The study highlighted important aspects of the disease, such as side effects of the treatment and the need to explain them to patients along with ways of coping and adjustment. Furthermore, we recommend that special attention be given to women with metastatic history, as the impact on their QoL is substantial.
5. Strengths and Limitations of the Study
This study has several strengths, such as the random sampling method, the use of validated tools to measure the outcome, and the use of a standardized score for analysis
One important strength of our study is that it is the first study to investigate the QoL of Emirati menopausal women in the UAE.

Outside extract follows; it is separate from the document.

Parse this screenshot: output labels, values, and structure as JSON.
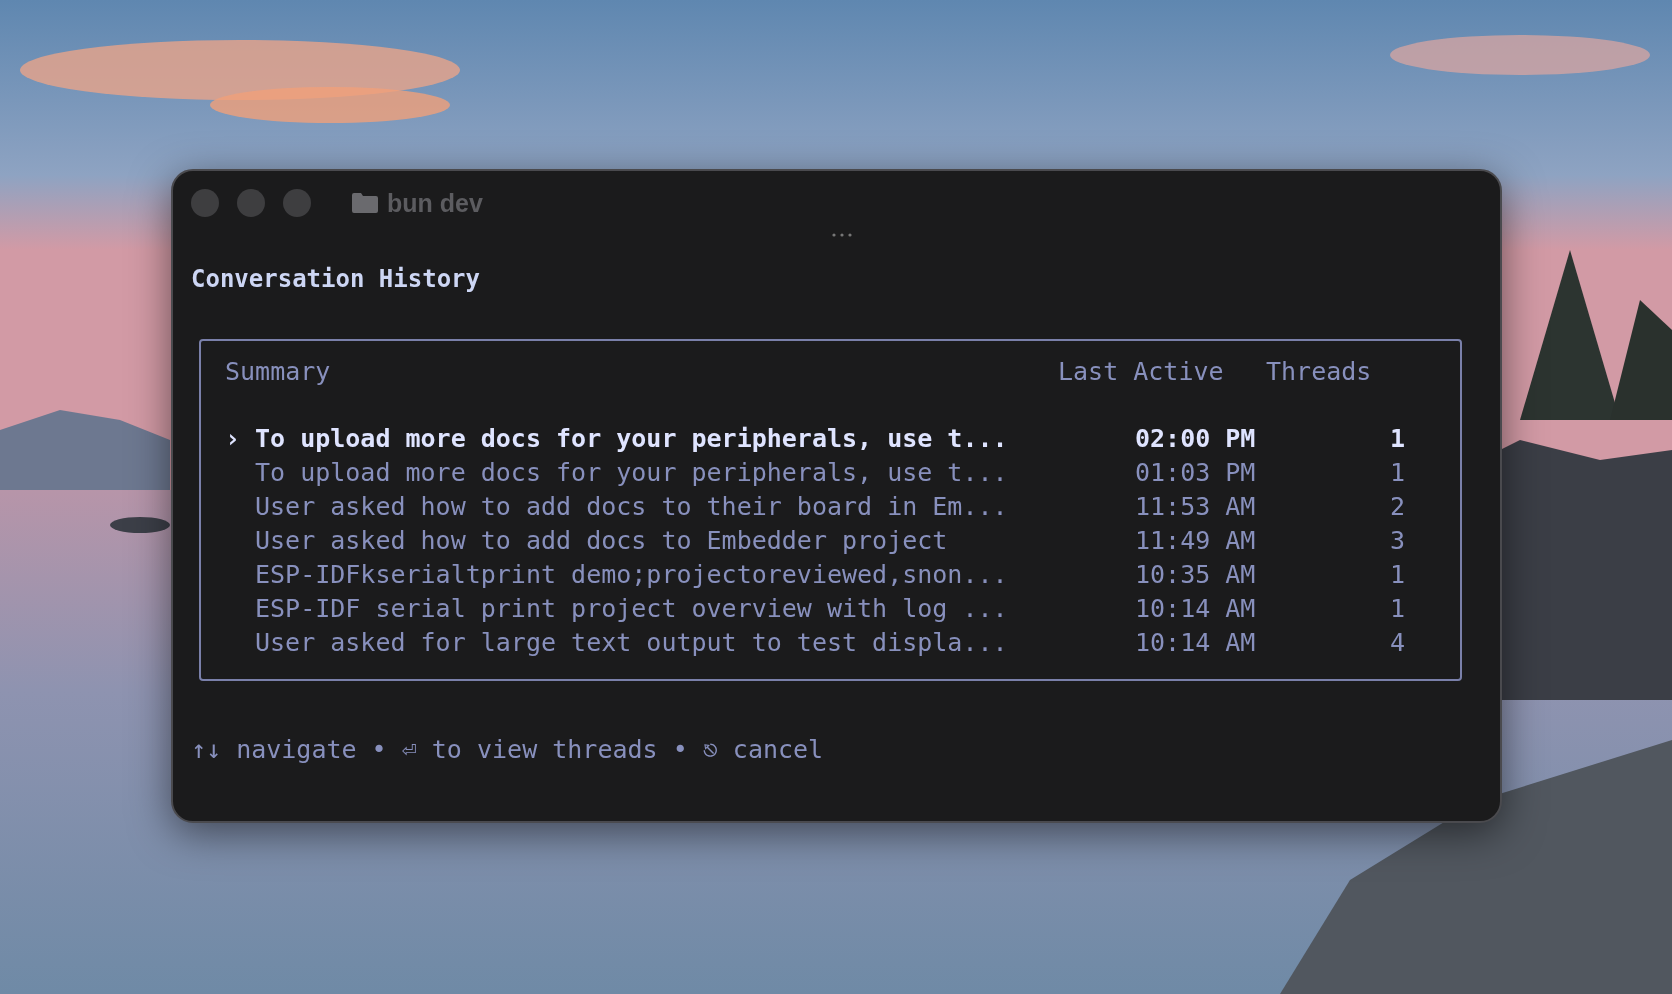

Limitations of our study consist of the small sample size; this was explained by the gynecologists working in the primary health care centers that Emirati women do not consult them only in case of an emergency, and if they do, they only consult female doctors. Due to the limited number of participants in the study, it was unfeasible to categorize them by age group. Other limitations of our study include the descriptive design, absence of comparison group, recall bias. Choosing the interview instead of self−administered survey is a double edge sword. When the interview provided a consistent and clear description of the questions, the self−administered survey gives more space and freedom to answer sensitive questions.